ANAC assegura legalidade no concurso de handling e analisa proposta da Clece/South, enquanto Menzies vai contestar o processo em tribunal.
A Autoridade Nacional da Aviação Civil (ANAC) assegurou hoje que a sua atuação no concurso para o handling cumpre os princípios da legalidade, da transparência e da ética e confirmou que o consórcio Clece/South entregou toda a documentação em 15 de março.
No início do ano, o regulador atribuiu ao consórcio Clece/South a licença para a prestação de serviços de assistência em escala nos aeroportos de Lisboa, Porto e Faro por sete anos, superando a proposta da SPdH. O consórcio vencedor reúne a espanhola Clece e a empresa de handling do grupo dono da Ibéria (IAG).
«A Autoridade Nacional da Aviação Civil (ANAC) encontra-se a analisar a documentação apresentada e dará nota ao concorrente e demais interessados dos resultados da análise em curso», disse à Lusa. «A análise pode ser realizada no prazo máximo de 90 dias, conforme estipulado na lei.»
O regulador garantiu que «tomará em consideração a data de validade das atuais licenças e a necessidade de garantir uma operação regular e sem disrupções, pelo que decidirá em tempo, isto é, antes do decurso do referido prazo».
Para assegurar a continuidade do serviço, o Governo prorrogou em novembro de 2025 as licenças em vigor da antiga Groundforce — detida em 50,1% pela britânica Menzies Aviation e em 49,9% pela TAP — até 19 de maio de 2026.
Segundo os sindicatos do setor, entre a documentação exigida constavam comprovativos da experiência profissional e da formação dos trabalhadores a afetar à atividade, tendo o consórcio lançado anúncios internos para recrutar trabalhadores da operação em Espanha.
Segundo o regulador, todo o procedimento do concurso lançado a 16 de outubro de 2024 foi conduzido na plataforma de contratação pública, «pelo que todos os concorrentes estão a par de todas as propostas, diligências e atos praticados pela ANAC, incluindo o acesso dos sindicatos ao procedimento».
«A atuação da ANAC pauta-se pelo estrito cumprimento dos princípios da legalidade, da transparência e da ética», reforçou.
A Menzies avançou na segunda-feira com uma providência cautelar no Tribunal Administrativo e Fiscal de Lisboa para contestar o concurso. A empresa discorda do desenho do processo concursal e da forma como foi conduzido, considerando que «não reflete adequadamente» a dimensão operacional, a complexidade e os requisitos de segurança inerentes às atividades de assistência em escala nos aeroportos portugueses de maior tráfego.
Além disso, o Sindicato dos Trabalhadores da Aviação e Aeroportos (SITAVA) admitiu recorrer à justiça para tentar impugnar o concurso, que considera ter alguma «nebulosidade» e «deixa sérias reservas sobre o futuro».

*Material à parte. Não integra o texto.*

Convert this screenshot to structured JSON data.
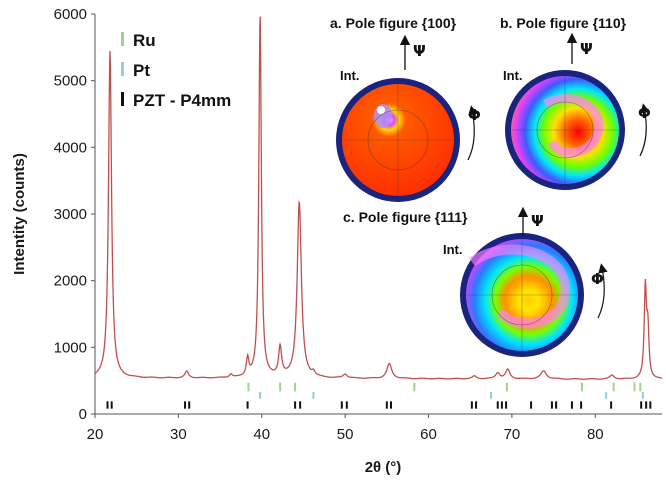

Nas mesmas respostas por escrito à Lusa, a ANAC lembrou que as concorrentes admitidas a concurso «tiveram a oportunidade de se pronunciar sobre todas as condições do procedimento na data do seu lançamento». Acrescentou que não recebeu qualquer impugnação judicial que colocasse em causa os requisitos definidos para a seleção do novo prestador, conforme determinado por lei.
Segundo fontes do processo, a notificação ao regulador deverá demorar alguns dias.
A transição prevista para o verão, época alta, é um dos fatores que gera preocupação junto da Menzies e dos sindicatos.
Sobre este ponto, o regulador referiu que «a ANA Aeroportos, enquanto entidade gestora dos aeroportos de Lisboa, Porto e Faro, se encontra a preparar um plano para garantir a transição e a regularidade das operações aeroportuárias». O plano tem em conta o início de operação de um novo prestador de serviços de assistência em escala, em articulação com a ANAC.
Recentemente, num comunicado conjunto, o SITVA e o Sindicato dos Trabalhadores de Handling, da Aviação e Aeroportos (STHAA) recordaram que assinaram acordos com a SPdH e com a TAP, a 26 de dezembro, que lhes «dão a tranquilidade possível, inclusive num cenário de self-handling, que será exequível apenas em Lisboa, onde a TAP representa mais de 70% da operação, e no Porto, onde representa 37%».
Segundo explicaram na altura, estes acordos visam garantir a estabilidade e a proteção dos postos de trabalho e dos direitos laborais no contexto de mudança do setor do handling em Portugal.
No entanto, recordaram que propuseram um acordo semelhante à South/Clece, «até agora sem sucesso, tendo mesmo sido surpreendidos com um anúncio de recrutamento interno na South Espanha, o que não indicia nada de bom». Garantiram que «não abdicaremos desse acordo, com garantias efetivas por escrito».